In this section, we present simulation results with LLRs. For each average LLR, the results of 500 independent runs are used. In simulations, we assume that the $z_{k}$’s are jointly Gaussian with $K=50$ and $Q=2$. For comparisons, we consider the three node selection criteria: J-DAS (i.e., (18)), entropy-based DAS (i.e., (10)), and random selection.

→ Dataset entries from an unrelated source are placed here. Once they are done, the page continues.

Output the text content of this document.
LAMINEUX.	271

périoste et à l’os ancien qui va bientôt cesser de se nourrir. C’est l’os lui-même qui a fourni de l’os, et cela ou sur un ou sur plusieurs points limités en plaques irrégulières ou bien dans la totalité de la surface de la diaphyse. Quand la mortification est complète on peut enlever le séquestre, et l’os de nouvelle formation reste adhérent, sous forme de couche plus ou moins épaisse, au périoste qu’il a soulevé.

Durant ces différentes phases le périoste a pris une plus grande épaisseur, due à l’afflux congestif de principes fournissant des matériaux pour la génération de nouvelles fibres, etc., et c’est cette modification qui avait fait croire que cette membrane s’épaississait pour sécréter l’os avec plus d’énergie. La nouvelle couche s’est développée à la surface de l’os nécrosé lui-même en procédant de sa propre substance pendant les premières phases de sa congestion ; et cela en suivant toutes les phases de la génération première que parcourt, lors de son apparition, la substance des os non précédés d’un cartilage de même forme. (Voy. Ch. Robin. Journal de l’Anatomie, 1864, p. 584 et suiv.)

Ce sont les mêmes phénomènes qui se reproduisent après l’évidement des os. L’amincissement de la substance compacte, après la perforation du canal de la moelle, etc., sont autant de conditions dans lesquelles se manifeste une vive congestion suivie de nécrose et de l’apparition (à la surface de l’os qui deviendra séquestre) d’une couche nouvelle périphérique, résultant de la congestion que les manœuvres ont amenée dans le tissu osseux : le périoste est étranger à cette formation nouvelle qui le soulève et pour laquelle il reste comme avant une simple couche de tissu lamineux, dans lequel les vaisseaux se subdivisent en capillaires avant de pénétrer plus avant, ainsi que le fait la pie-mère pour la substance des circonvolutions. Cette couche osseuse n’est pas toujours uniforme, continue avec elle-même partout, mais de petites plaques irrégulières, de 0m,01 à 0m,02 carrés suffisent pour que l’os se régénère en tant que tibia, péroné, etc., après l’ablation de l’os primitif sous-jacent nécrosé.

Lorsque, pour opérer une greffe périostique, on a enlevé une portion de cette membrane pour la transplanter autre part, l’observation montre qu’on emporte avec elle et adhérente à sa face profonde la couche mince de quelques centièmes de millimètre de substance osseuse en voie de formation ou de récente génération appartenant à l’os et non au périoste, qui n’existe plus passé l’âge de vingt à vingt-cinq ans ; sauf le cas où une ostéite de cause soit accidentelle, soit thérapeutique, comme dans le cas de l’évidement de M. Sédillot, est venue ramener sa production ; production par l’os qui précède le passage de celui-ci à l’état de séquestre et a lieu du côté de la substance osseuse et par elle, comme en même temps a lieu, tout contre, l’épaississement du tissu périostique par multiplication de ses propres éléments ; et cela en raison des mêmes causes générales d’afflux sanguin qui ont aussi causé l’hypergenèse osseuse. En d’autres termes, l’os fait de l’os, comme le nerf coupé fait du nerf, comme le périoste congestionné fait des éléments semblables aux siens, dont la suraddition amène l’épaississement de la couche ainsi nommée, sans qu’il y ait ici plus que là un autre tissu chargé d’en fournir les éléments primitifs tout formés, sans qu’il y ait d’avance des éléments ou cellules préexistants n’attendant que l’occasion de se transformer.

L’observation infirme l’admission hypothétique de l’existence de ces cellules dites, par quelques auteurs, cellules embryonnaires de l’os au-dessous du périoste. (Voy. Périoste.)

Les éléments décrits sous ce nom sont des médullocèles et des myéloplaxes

For the first simulation, we assume that

$\displaystyle\bar{z}_{k;1}=A\cos\left(\frac{\pi}{10}(k-1)\right),\ \bar{z}_{k;2}=A\sin\left(\frac{\pi}{10}(k-1)\right),$

(26)

where $A>0$ is the amplitude of the mean signal. In addition, the covariance matrix of ${\bf z}$ under $\theta_{q}$ is given by

$$[{\bf R}_{q}]_{k,t}=\sigma^{2}(\rho_{q})^{|k-t|},\ k,t=1,\ldots,K,$$

(27)

where $\rho_{1}=\frac{3}{4}$ and $\rho_{2}=-\frac{3}{4}$, and $\sigma^{2}$ represents the noise variance. The signal-to-noise ratio (SNR) is defined as ${\sf SNR}=\frac{A^{2}}{2\sigma^{2}}$. In Fig. 2, the average LLR is shown as a function of iterations. When $\theta_{1}$ is correct, it is shown that the LLR increases with the number of samples or iterations. Clearly, the performance of J-DAS outperforms those of entropy-based DAS and random selection. In other words, when a decision is made with a small number of iterations or samples in distributed detection, J-DAS can help provide reliable outcomes compared to the others.

It is interesting to see that the entropy-based DAS does not provide a good performance in distributed detection as shown in Fig. 2. The entropy-based DAS is to choose the node that has the most uncorrelated measurement as shown in (10). In fact, such a measurement needs not contribute to maximizing the difference between the hypotheses.

For the next simulation, we consider the case of iid measurements. That is, ${\bf R}_{q}=\sigma^{2}{\bf I}$ for all $q\in\{1,2\}$. In addition, it is assumed that $\bar{z}_{k;1}=A$ and $\bar{z}_{k;2}=-A$ for all $k$. As mentioned earlier, in this case, the performance is independent of the uploading order, which can be confirmed by the results in Fig. 3.

In this paper, the notion of DAS has been exploited to provide a good performance of distributed detection in WSN with a smaller number of sensors that upload their measurements. In particular, a J-divergence based node selection criterion was proposed for DAS, which was referred to as J-DAS, so that the measurement from the next node can maximize LLR. From simulation results, it was shown that LLR increased rapidly as the number of iterations increased when J-DAS was employed.

There would be a number of further research topics. Among those, as in [17], the application of J-DAS to distributed machine learning for classification is interesting. The performance analysis of J-DAS would also be another topic to be studied in the future.